Tilford also faces charges alleging she sexually abused two of the women during relationships and at times put her hands around their necks.
The defense effort to have the allegations involving the other four victims, particularly the two claiming to have been sexually abused, handled in a different trial from the murder case failed. Westchester Judge George Fufidio ruled that the prosecution would be able to present evidence that the other assaults provided possible motive and could help prove Morton’s death was not an accident.
“You are going to hear about a strikingly similar course of conduct, a pattern, a modus operandi if you will,” Hochheiser told the jury. “You are going to see how this defendant treated each of these women in a similar fashion.”
The cause of death will be the crux of the case as the defense will challenge how and when it was determined Morton died from asphyxiation.
A Westchester medical examiner initially could not pinpoint a cause of death or even that it was a homicide. The prosecution took what Filasto called the “unprecedented” step of bringing in an outside expert to conduct a second autopsy. The two then concurred that Morton was asphyxiated. But the defense will make much of the fact that the autopsy report was only finalized four months later, on the same day that three prosecutors attended a meeting at the Medical Examiner’s Office.
The first witness was Joanne Dunn, the executive director of the Youth Shelter of Westchester alternative to incarceration program, who was a cousin of Morton’s and eventually a guardian. She detailed learning of Morton’s relationship with Tilford when Morton twice left their home in Peekskill to return to Tilford despite their suspicions she was being mistreated.
Dunn said Morton, who the family called Cetta, was a “failure to thrive” baby, born addicted to narcotics, and required assistance for developmental disabilities the rest of her life. Around the time she was 1 year old her biological mother dropped her off for Dunn’s family to watch her and never returned, Dunn said.
Morton lived with the family from then on, including later when Dunn got married and had children of her own.

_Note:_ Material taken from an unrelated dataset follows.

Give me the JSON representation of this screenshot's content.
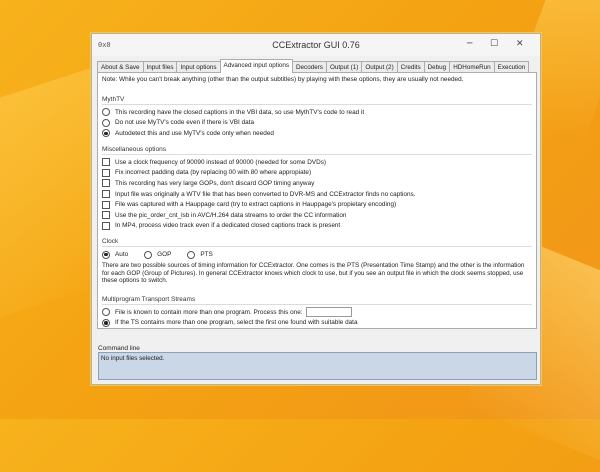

She only once held a job, at a McDonald’s for less than two months.
Morton strove to have some normalcy in her life and the family tried to provide the “hurdle help” she needed for whatever independence she could manage.
One night in April 2023 Morton called her to say she was stranded in New Rochelle and needed a ride. Dunn arranged an Uber ride back to Peekskill.
The next day she saw Morton FaceTiming Tilford on the phone. She took the phone and told Tilford that leaving Morton stranded in the middle of the night was unacceptable. It was the first time the family learned Morton had a girlfriend.
Dunn recounted two times over the next month that Morton left home to return to Tilford. The second time she drove down to New Rochelle to try to find her because she had learned Morton called a relative in distress.
She couldn’t find her or reach her by phone. When she was almost back in Peekskill, Morton called her. When Dunn asked her to give their ‘safe’ word, she did and Dunn called a colleague in Mount Vernon who was closer to go pick her up.
When it was clear that Morton had suffered some injuries she would not report Tilford to police.
“Cetta was torn,” Dunn testified. “She feared Kenya but then she also loved Kenya. So then she was torn.”
On May 30, Dunn’s mother brought Morton to her Peekskill home. When she had to run an errand, she told Morton to stay put until she got back. When she returned, Morton was gone. She went back to New Rochelle.
Dunn still had Morton’s phone so over the following months any communication was on Tilford’s phone. Dunn said the conversations grew less engaging, with Tilford always with Morton. They frequently called New Rochelle police to do welfare checks, to “put eyes and ears” on Morton, though sometimes they were refused because Cetta was an adult. Dunn said the family never saw her in person again.